Blessed Henry Suso used to say: “It is not God’s will that we should abound in spiritual delights, but that in all things we should submit to his holy will.”

“Those who give themselves to prayer,” says St. Teresa, “should concentrate solely on this: the conformity of their wills with the divine will. They should be convinced that this constitutes their highest perfection. The more fully they practice this, the greater the gifts they will receive from God, and the greater the progress they will make in the interior life.”

A certain Dominican nun was vouchsafed a vision of heaven one day. She recognized there some persons she had known during their mortal life on earth.

It was told her these souls were raised to the sublime heights of the seraphs on account of the uniformity of their wills with that of God’s during their lifetime here on earth.

Blessed Henry Suso, mentioned above, said of himself: “I would rather be the vilest worm on earth by God’s will, than be a seraph by my own.”

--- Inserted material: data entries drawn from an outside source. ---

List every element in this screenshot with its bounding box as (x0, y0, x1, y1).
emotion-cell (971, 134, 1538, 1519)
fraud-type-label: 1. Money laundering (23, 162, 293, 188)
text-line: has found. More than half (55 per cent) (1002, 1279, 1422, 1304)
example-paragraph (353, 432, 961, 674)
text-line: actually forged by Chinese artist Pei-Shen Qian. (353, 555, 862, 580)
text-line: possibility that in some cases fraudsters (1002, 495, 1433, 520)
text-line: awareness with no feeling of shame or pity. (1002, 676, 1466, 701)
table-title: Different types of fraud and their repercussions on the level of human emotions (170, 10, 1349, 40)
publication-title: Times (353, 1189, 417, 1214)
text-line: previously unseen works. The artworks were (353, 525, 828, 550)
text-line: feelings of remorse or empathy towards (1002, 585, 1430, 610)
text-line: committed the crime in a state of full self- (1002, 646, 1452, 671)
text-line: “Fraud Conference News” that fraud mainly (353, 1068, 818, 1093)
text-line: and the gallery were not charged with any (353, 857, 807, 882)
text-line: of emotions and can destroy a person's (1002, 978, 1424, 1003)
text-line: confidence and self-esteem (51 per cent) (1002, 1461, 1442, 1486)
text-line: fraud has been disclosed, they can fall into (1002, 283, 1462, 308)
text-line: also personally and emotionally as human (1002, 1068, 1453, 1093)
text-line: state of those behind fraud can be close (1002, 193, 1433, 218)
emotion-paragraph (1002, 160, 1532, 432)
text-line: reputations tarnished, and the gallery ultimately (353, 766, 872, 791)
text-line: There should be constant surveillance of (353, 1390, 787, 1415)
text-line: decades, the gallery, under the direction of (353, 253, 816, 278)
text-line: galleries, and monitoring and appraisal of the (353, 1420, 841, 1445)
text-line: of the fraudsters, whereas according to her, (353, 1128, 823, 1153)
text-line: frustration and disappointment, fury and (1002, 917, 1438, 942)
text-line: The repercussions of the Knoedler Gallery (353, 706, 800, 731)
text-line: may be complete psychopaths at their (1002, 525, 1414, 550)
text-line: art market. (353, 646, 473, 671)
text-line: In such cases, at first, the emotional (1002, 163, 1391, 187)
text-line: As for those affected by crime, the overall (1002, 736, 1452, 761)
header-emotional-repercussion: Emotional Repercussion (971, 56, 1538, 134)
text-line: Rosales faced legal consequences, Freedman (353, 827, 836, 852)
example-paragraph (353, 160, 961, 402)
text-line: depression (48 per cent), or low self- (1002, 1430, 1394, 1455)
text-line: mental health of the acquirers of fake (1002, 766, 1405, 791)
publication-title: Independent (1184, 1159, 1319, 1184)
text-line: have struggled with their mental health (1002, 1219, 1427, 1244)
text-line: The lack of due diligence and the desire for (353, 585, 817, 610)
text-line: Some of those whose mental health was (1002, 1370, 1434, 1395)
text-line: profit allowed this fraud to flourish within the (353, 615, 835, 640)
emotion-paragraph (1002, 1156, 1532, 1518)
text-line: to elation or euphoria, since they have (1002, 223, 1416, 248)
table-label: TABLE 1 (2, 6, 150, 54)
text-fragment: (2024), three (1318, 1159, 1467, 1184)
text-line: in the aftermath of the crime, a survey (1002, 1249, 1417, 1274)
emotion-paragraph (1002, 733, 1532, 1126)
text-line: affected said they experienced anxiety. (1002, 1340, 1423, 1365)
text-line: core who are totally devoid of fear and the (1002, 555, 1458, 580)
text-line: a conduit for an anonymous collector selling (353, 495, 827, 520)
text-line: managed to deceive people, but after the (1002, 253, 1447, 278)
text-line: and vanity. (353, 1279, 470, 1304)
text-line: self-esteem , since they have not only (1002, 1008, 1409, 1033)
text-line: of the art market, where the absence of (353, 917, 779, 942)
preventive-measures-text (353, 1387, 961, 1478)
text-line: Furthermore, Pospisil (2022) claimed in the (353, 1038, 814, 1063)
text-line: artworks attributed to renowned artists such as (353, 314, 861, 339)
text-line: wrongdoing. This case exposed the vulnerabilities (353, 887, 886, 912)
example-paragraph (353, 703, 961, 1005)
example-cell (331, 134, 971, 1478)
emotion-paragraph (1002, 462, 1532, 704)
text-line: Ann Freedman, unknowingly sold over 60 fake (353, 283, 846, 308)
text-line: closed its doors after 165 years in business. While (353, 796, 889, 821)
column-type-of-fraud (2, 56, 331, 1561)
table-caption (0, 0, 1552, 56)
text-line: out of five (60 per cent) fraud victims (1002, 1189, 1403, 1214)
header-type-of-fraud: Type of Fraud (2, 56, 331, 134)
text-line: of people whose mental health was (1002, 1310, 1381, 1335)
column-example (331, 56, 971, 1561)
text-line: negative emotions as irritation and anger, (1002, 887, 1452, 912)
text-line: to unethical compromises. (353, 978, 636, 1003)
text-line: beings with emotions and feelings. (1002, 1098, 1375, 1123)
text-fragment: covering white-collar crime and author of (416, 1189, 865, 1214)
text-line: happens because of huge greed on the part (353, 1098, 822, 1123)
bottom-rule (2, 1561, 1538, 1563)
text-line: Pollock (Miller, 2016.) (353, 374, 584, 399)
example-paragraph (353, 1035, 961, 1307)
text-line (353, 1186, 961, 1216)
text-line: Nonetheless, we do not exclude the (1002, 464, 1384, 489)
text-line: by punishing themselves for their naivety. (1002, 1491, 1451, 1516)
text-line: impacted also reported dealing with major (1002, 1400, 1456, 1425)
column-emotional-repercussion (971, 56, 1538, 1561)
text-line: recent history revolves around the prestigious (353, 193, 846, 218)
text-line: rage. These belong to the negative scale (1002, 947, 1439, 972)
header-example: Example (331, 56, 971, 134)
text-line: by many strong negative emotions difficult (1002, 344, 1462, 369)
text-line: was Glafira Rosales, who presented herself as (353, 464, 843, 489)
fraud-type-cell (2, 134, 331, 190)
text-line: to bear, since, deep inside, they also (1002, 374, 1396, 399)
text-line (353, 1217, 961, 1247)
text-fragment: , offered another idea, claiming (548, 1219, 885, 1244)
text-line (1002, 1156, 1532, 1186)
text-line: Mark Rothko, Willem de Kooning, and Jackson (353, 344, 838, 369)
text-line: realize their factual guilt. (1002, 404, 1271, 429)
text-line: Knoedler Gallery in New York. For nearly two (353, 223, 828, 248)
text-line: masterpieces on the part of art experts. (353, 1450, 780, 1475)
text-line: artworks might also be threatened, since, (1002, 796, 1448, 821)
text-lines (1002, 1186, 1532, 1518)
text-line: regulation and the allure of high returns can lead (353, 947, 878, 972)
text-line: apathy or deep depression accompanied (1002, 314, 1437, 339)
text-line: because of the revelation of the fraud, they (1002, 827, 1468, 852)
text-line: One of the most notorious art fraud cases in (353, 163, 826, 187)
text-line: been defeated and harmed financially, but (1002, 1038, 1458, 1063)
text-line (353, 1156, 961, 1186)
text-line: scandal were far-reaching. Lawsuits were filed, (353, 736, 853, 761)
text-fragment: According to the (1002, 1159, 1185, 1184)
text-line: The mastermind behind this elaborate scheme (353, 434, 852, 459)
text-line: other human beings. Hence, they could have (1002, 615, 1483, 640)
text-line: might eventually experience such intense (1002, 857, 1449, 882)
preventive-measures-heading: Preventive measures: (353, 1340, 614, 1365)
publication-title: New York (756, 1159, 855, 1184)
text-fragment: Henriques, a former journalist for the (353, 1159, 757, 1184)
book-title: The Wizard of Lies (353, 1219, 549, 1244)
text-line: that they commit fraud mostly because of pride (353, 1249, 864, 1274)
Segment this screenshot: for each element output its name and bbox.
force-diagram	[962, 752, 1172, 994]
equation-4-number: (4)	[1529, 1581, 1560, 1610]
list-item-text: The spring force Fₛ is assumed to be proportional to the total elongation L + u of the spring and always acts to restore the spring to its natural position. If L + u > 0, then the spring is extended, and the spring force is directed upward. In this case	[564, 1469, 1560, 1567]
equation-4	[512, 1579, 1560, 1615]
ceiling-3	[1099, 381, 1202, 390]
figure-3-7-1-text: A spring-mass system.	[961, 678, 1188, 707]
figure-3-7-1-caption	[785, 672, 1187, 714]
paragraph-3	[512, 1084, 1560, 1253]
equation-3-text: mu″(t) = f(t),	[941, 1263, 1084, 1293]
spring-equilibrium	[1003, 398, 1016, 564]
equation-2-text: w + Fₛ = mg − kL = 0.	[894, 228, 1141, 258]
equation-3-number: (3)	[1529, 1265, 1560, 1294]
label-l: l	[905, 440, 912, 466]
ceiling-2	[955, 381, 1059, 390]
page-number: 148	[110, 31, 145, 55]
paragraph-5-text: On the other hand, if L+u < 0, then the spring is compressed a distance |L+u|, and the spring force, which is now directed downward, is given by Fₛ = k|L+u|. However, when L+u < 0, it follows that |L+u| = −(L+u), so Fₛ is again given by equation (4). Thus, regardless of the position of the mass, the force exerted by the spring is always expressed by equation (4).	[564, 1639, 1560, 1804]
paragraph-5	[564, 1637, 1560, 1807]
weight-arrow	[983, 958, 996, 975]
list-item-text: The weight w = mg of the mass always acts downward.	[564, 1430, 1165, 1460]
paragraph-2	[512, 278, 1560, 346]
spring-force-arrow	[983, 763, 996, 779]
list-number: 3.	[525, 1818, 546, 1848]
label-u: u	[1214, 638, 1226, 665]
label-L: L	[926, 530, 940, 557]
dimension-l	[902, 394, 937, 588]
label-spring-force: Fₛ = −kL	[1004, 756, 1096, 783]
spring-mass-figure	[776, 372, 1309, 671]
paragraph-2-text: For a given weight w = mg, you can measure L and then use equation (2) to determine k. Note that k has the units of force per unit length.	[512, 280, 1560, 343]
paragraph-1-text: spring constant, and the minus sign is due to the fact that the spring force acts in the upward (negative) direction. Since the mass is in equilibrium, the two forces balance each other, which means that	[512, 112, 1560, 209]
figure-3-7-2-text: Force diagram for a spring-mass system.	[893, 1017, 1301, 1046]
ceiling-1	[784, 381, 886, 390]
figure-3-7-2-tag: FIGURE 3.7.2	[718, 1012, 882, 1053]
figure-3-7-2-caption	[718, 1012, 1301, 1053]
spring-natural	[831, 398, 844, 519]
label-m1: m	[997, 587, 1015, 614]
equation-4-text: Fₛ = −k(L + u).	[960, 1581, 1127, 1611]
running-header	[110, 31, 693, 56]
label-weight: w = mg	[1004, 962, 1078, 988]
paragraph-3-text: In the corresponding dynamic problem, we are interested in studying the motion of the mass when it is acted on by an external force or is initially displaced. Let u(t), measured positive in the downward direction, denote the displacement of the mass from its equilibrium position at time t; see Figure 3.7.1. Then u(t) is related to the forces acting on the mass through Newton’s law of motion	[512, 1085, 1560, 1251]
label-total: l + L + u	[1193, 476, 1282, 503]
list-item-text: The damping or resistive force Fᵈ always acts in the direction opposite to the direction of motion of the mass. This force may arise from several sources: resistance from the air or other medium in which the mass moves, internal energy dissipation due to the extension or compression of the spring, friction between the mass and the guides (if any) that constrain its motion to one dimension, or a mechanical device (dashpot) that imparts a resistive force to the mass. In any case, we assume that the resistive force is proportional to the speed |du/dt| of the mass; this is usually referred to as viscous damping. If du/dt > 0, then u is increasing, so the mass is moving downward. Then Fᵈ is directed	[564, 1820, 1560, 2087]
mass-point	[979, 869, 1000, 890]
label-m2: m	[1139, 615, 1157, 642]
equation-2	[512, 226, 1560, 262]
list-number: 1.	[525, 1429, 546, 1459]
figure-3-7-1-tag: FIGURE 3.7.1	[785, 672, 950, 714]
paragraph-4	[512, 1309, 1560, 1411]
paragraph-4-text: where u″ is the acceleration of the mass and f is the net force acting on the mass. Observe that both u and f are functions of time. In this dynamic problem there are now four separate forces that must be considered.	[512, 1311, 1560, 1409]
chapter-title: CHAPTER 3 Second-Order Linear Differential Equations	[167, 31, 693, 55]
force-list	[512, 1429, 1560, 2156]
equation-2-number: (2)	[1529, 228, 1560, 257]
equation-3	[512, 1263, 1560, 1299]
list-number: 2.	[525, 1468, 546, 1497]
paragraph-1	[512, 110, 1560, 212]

During our sojourn in this world, we should learn from the saints now in heaven, how to love God. The pure and perfect love of God they enjoy there, consists in uniting themselves perfectly to his will.

It would be the greatest delight of the seraphs to pile up sand on the seashore or to pull weeds in a garden for all eternity, if they found out such was God’s will.

Our Lord himself teaches us to ask to do the will of God on earth as the saints do it in heaven: “Thy will be done on earth as it is in heaven” (Matthew 6:10).

Alphonsus Liguori (1696-1787): Uniformity with God’s Will

Alphonsus Liguori: Christ and the Will of God Thursday, Oct 15 2009 

The greatest glory we can give to God is to do his will in everything. Our Redeemer came on earth to glorify his heavenly Father and to teach us by his example how to do the same.

St. Paul represents him saying to his eternal Father: “Sacrifice and oblation thou wouldst not: But a body thou hast fitted to me…Then said I: Behold I come to do thy will, O God” (Habakkuk 10:5-7). Thou hast refused the victims offered thee by man; thou dost will that I sacrifice my body to thee. Behold me ready to do thy will.

Our Lord frequently declared that he had come on earth not to do his own will, but solely that of his Father: “I came down from heaven, not to do my own will, but the will of him that sent me” (John 6:38).

He spoke in the same strain in the garden when he went forth to meet his enemies who had come to seize him and to lead him to death: “But that the world may know that I love the Father: and as the Father hath given me commandment, so do I; arise and let us go hence” (John 14:31).

Furthermore, he said he would recognize as his brother, him who would do his will: “Whosoever shall do the will of my Father who is in heaven, he is my brother” (Matthew 12:50).